Çalışanlar, alacakları ücretlerle, tıpkı yöneticileri ve patronları gibi
bir hayat sürecek; onlar gibi yiyip-içecekler, onlar gibi tâtil yapıp
dinleneceklerdir. Bu İslâm’ın olmazsa-olmaz emri ve işverenlerin gerçekten îman
etmelerinin göstergesidir. Ücret ve hayat standartlarında adâleti sağlamayan
işverenler yüce Allah’ın nîmetini inkâr etmiş, küfre girmişlerdir” der.
Bir de üretim-tüketim
şunu söylüyorlar; “Narhı Allah koyar”. Tamam, narhı Allah koyar. Yağmur yağmaz
yada fazla yağış olur, kuraklık olur, toprak kayar, doğal âfet olur vs. Allah
narhı koyar. Burada sorun yok. Fakat Allah narhı sâdece garibanlar için mi
koyar?. Bu narh sâdece fakirler için mi geçerlidir?. Çünkü duruma göre mal
azalınca ve Allah narh koymuş olunca garibanlar o nîmetten mahrum kalıyor ama
zenginleri için fark etmiyor ki!. Ne de olsa durumları müsâit, alıp
yiyebiliyorlar ve narhtan etkilenmiyorlar. Eğer bir mal bir şekilde o yıl az
üretilmişse, ürün az olmuşsa, herkes yâni hem zenginler hem de fakirler o
maldan azar-azar tüketeceklerdir. Mal az diye fiyatların yükselmesiyle birlikte
“fakirler o nîmetten aslâ faydalanamayacak fakat zenginler burunlarından
gelircesine faydalanacak” demek değildir Allah’ın narhı koyması. Narh herkes
içindir. Ne yâni; zenginlerin her zaman ve durumda bir maldan faydalanma
hakları var da fakirlerin yok mu?. Yada neden yok?. Yoksa -hâşâ- Allah
zenginleri çok seviyor da fakirlere gıcık mı oluyor?.

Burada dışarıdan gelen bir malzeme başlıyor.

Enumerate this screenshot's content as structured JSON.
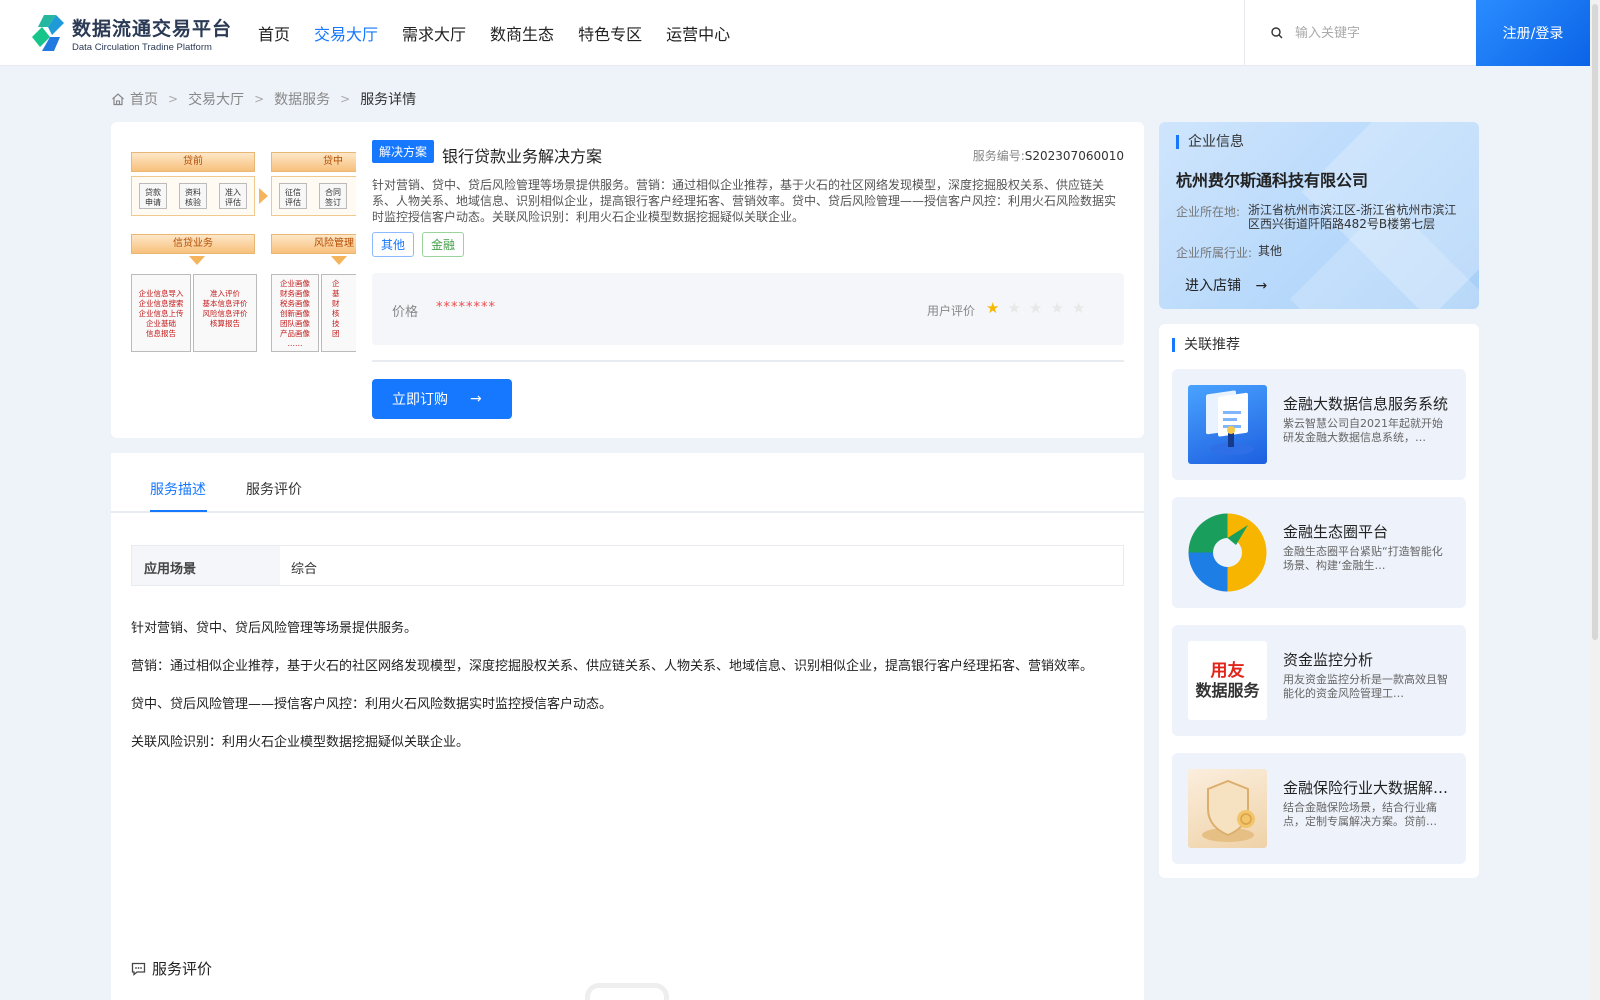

“Rızıkta eşitlik” ilkesine
sâhip olan İslâm’da lüks olmaz, yoktur. Gerçek bir İslâm ülkesinde lüks mal hem
yoktur hem de yasaktır. Zâten dînen de haram olarak görülür lüks tüketim. Bir
mal lüks ise, demek ki büyük bir çoğunluk o mala ulaşamıyor, eeee, kime lüks ki
o zaman?. Bir nîmetten her zaman sâdece belli bir kesimin faydalanması İslâm’da
kabûl edil(e)mez. Zenginlerin, farklılıklarına meşrûiyet sağlamak için
sarıldıkları bir hadis-rivâyet var: “Allah nîmetini kullarının üzerinde görmek
ister” diyorlar. Fakat Allah, nîmetini tüm kullarının üzerinde görmek ister,
sâdece “bâzı kullarının” üzerinde değil. Lüks demek isrâf demektir. Lüksün isrâf
olmaktan çıkması için herkesin ona zorlanmadan ulaşabilmesi gerekir. Zâten o
zaman ortada lüks diye bir şey kalmaz. Kur’ân isrâfı yasakladığı için lüksü de
yasaklamıştır.
“İşte Rabbiniz olan Allah budur, mülk O’nundur.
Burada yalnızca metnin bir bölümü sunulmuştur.